Of course, the success of coral restoration relies on more than sexual and asexual reproduction. A number of other factors must be addressed in order for coral colonies to thrive once again in the wild. Pollution, climate change, overfishing—the same things that have threatened coral for decades—are all still issues. Mark Schick, collection manager of special exhibits at Shedd Aquarium has worked on coral conservation with SECORE for years and said he’s optimistic about the future but is cautious about oversimplifying any kind of coral solution. “What we don’t want people to think is, ‘Oh there’s a problem; you just grow some [coral] out, throw ‘em out there, and they’ll be fine,” he said. “Well, you have to have the right habitat. You can’t take a coral and stick it in a forest and say it’s going to grow. If it’s full of pollution and improper fishing techniques are being used, or people are just walking on the reef, you can’t just regrow it.” Schick said that AZA-accredited zoos and aquariums have a powerful platform to educate people on the threats to coral in hopes of making a difference before it’s too late.
And there’s reason to be hopeful. SECORE’s success, so far, is inspiring to divers like Brittsan.
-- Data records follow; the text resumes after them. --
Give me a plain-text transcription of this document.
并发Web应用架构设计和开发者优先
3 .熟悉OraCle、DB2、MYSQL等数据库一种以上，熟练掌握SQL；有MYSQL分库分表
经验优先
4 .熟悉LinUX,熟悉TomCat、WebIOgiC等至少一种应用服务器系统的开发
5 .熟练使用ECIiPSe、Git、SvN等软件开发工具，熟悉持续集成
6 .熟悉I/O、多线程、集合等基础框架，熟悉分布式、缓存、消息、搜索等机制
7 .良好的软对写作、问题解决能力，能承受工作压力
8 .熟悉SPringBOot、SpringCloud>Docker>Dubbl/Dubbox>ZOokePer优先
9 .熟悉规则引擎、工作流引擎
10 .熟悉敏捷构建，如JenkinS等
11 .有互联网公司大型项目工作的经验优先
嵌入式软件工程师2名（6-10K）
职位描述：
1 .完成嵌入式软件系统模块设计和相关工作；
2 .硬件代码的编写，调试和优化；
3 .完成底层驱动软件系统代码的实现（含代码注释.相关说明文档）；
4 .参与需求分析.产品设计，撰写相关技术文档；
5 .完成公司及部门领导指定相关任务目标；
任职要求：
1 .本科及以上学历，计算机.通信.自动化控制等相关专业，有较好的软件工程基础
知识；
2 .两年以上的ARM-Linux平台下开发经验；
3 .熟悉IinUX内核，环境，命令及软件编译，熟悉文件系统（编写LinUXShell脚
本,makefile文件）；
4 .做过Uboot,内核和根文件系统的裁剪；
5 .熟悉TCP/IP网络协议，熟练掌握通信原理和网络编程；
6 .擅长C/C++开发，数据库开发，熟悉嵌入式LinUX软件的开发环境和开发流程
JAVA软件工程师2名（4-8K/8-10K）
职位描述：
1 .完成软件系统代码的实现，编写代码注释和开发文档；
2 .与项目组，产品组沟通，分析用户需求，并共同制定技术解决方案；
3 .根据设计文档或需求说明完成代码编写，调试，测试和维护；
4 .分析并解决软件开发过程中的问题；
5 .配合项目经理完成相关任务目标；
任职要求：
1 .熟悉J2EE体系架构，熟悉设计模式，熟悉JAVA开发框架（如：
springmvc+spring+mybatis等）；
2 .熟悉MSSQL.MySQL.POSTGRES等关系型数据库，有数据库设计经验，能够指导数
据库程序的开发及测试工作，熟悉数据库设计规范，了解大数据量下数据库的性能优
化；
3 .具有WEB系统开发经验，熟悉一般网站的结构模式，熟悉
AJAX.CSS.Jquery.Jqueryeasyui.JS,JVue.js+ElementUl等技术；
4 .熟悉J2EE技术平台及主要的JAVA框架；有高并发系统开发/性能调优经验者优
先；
While he may never see the types of coral forests he saw off the coast of Florida in the 1970s, he remains optimistic that he’ll see a difference in the next 20 or so years.
“When I see us putting these corals back and I see them growing to a soccer ball size, it makes me feel good. And then they spawn, and it makes me feel even better because that’s happening,” said Brittsan. “And I feel like maybe by the time I’m 80, if I’m still diving, I’ll see some cool coral reefs come back.”
Kate Silver is a writer based in Chicago, Ill.